The Atlanta Hawks made the Beef Brothers angry yesterday. They shouldn't have done that.

When the bodies were cleared away, the Washington Bullets had won their second straight game, 102-91, and the Hawks' winning streak had ended at six.

Jeff Ruland had 25 points and 15 rebounds and Rick Mahorn 17 points and 17 rebounds.

They took no prisoners.

The Hawks, who had beaten the Bullets, 91-89, at the Omni Thursday, knew what to expect in the rematch at Capital Centre yesterday.

"Danny Roundfield told me he was wearing hip pads, and I felt them," said the Bullets' Carlos Terry. "He said the only time he wears them is when they play us."

The Hawks made their first seven shots and shot 70 percent in the first quarter, then led by 12 points early in the second period. The Bullets got back in the game by running the same play over and over--the two-down, in which Charles Davis, playing guard, posted up the smaller Atlanta defenders.

After closing within a point early in the third quarter, an incident between the Hawks' Tree Rollins and Mahorn--Rollins threw Mahorn to the floor--so fired the Bullets up that they outscored the Hawks, 21-9, in the last eight minutes of the quarter.

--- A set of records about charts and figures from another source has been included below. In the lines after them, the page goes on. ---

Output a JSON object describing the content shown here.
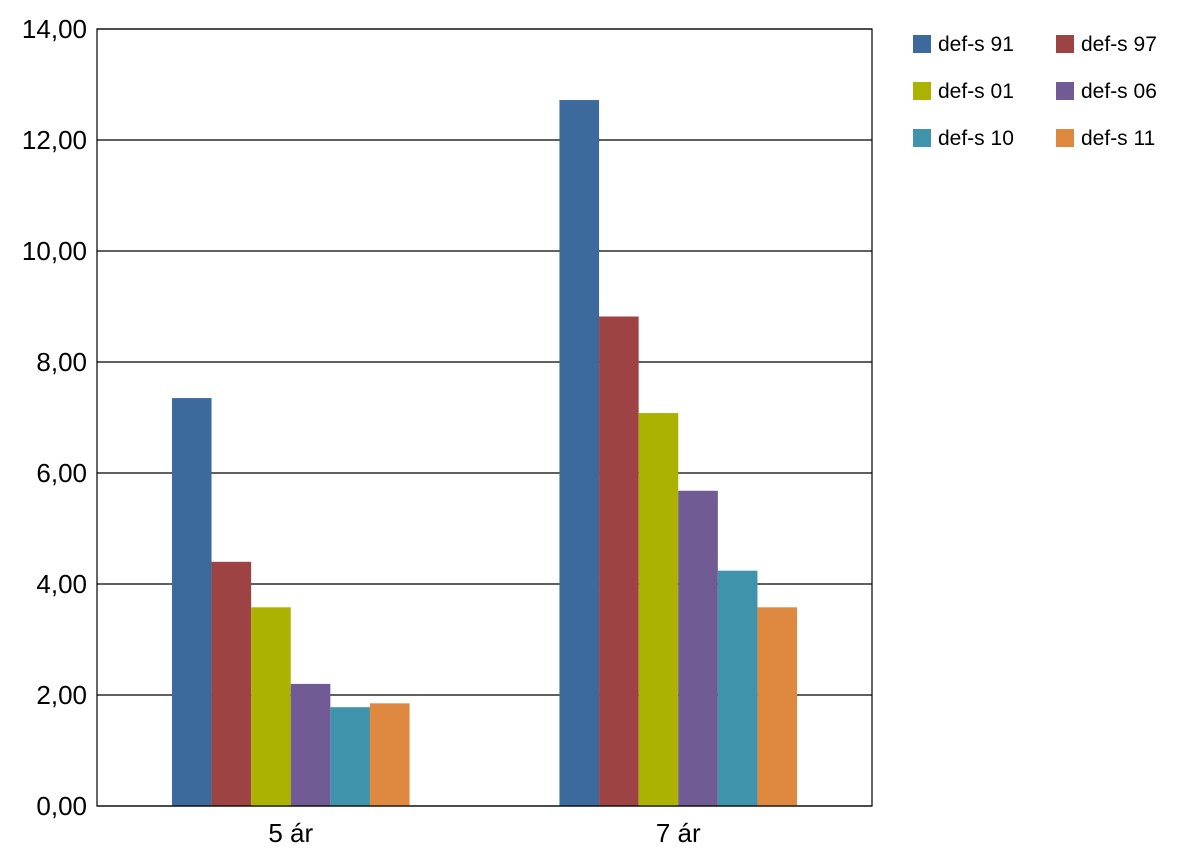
{
  "chart_data": {
    "type": "bar",
    "title": "",
    "xlabel": "",
    "ylabel": "",
    "categories": [
      "5 ár",
      "7 ár"
    ],
    "series": [
      {
        "name": "def-s 91",
        "color": "#3d6a9c",
        "values": [
          7.35,
          12.72
        ]
      },
      {
        "name": "def-s 97",
        "color": "#9e4343",
        "values": [
          4.4,
          8.82
        ]
      },
      {
        "name": "def-s 01",
        "color": "#abb300",
        "values": [
          3.58,
          7.08
        ]
      },
      {
        "name": "def-s 06",
        "color": "#715b94",
        "values": [
          2.2,
          5.68
        ]
      },
      {
        "name": "def-s 10",
        "color": "#3f93aa",
        "values": [
          1.78,
          4.24
        ]
      },
      {
        "name": "def-s 11",
        "color": "#de8840",
        "values": [
          1.85,
          3.58
        ]
      }
    ],
    "ylim": [
      0,
      14
    ],
    "yticks": [
      "0,00",
      "2,00",
      "4,00",
      "6,00",
      "8,00",
      "10,00",
      "12,00",
      "14,00"
    ],
    "grid": true,
    "legend_position": "top-right"
  }
}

Coach Gene Shue of the Bullets ran out onto the floor, thinking a fight might erupt after the incident. Once he discovered that Mahorn was called for an offensive foul on the play, he became so incensed that official Bob Rakel called a technical foul on him.

Shue called a timeout. After a huddle near their bench, the Bullets returned to the floor and scored six points in 60 seconds. When Ruland took a pass beyond the three-point line, drove at Rollins and threw down a hook-dunk over the 7-foot-1 Atlanta center, it brought down the house of 7,025, and seemed to take the wind out of the Hawks.

"I was thinking dunk as soon as I got the ball," Ruland said.

"The skirmish and Jeff's dunk on Tree were the keys," Ricky Sobers said. "They lifted us and brought us together."

Sobers made a three-point shot at the end of the period to give the Bullets a 75-64 lead going into the fourth quarter, and the Hawks, despite making three three-point shots, never got closer than seven.

The Bullets outrebounded the Hawks, 49-28, and gave up little inside.

"Atlanta is one of the biggest teams in the league, but they aren't very physical and after awhile, when we got tough, they started shying away," Ruland said.

"This game was fun," said Terry.

Greg Ballard had a season-low four points, Don Colllins scored only two and the Bullets used only eight players. Besides Collins, the other two Bullets reserves all played key roles. Davis scored a season-high 19 points, 10 of them in the second quarter, and Terry had six points and six rebounds.

"We played great," Shue said. "In the second quarter we took advantage of their guards with that one post-up play and there was nothing they could do with it. That play brought us back."

Washington trailed by 12 with 4 minutes 35 seconds left in the half when they put the 6-foot-7 Davis at guard against 6-foot-2 Eddie Johnson and gave him room to work in the low post. Davis scored eight points off the play and the Bullets closed within three at halftime.

"That play was just working," said Davis. "When they put (Dominique) Wilkins on me, we switched positions and Carlos went down there with the small guard."

The Bullets (27-32) are a half-game behind Detroit and two games behind New York in the race for the sixth and final playoff spot in the Eastern Conference.

"It's still uphill for us, but we're in the race," Shue said. "We're playing good basketball and I'm pleased, but it has to continue."